Last month, three former Apple chip execs launched a new company called Nuvia to take on established silicon giants like AMD and Intel on the data center market. It turns out that Apple isn't happy about the new development, and is
suing Nuvia founder Gerard Williams III. In the filing, which was submitted to the Santa Clara Superior Court in August, the company alleges that Williams violated contractual terms before he left to pursue his new venture. Williams led the design of Apple's A-series chips found in iPhone and iPad for nine years before he decided to leave the company last February.

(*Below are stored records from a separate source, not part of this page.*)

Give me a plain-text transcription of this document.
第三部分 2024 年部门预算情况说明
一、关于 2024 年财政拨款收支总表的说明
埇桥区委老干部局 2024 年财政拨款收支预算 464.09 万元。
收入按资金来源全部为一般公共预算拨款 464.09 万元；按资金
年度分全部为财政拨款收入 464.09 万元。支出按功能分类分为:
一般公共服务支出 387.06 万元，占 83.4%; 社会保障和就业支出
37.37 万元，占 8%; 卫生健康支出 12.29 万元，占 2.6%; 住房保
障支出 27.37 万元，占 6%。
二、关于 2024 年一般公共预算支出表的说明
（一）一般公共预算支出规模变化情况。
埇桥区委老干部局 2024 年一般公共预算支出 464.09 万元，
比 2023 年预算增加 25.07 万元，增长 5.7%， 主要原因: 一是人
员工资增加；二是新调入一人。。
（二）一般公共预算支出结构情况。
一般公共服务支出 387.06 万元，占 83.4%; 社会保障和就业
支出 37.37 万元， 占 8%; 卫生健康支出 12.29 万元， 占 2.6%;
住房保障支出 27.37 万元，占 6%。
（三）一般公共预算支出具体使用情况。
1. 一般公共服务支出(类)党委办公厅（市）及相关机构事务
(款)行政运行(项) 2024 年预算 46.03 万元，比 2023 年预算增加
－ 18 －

Nuvia recently convinced investors to commit $53 million in funding to accelerate its growth. But Apple says Williams started his planning work on Nuvia back when he was still working at Cupertino. In doing that, he violated an intellectual property agreement that said he wasn't supposed to work on anything that would be competitive with what Apple offers. Apple is also upset about the fact that Williams managed to poach several of its engineers to help him on his new venture to create power-efficient server chips. Nuvia says that several of the provisions Apple uses in its contract violate California state laws, which favor employee mobility.
Nuvia
notes that "Apple, an early beneficiary of the creative forces that formed and continue to drive Silicon Valley, has filed this lawsuit in a desperate effort to shut down lawful employment by a former employee." Apple believes "this case involves a worst-case scenario for an innovative company like Apple: a trusted senior director with years of experience, and years of access to Apple's most valuable information, secretly starts a competing company leveraging the very technology the director was working on."
The two companies have a hearing scheduled for January 21, 2020. In the meantime, Apple can at least relish the fact that it managed to purchase Intel's modem business for $1 billion, which the latter thinks is a rotten deal.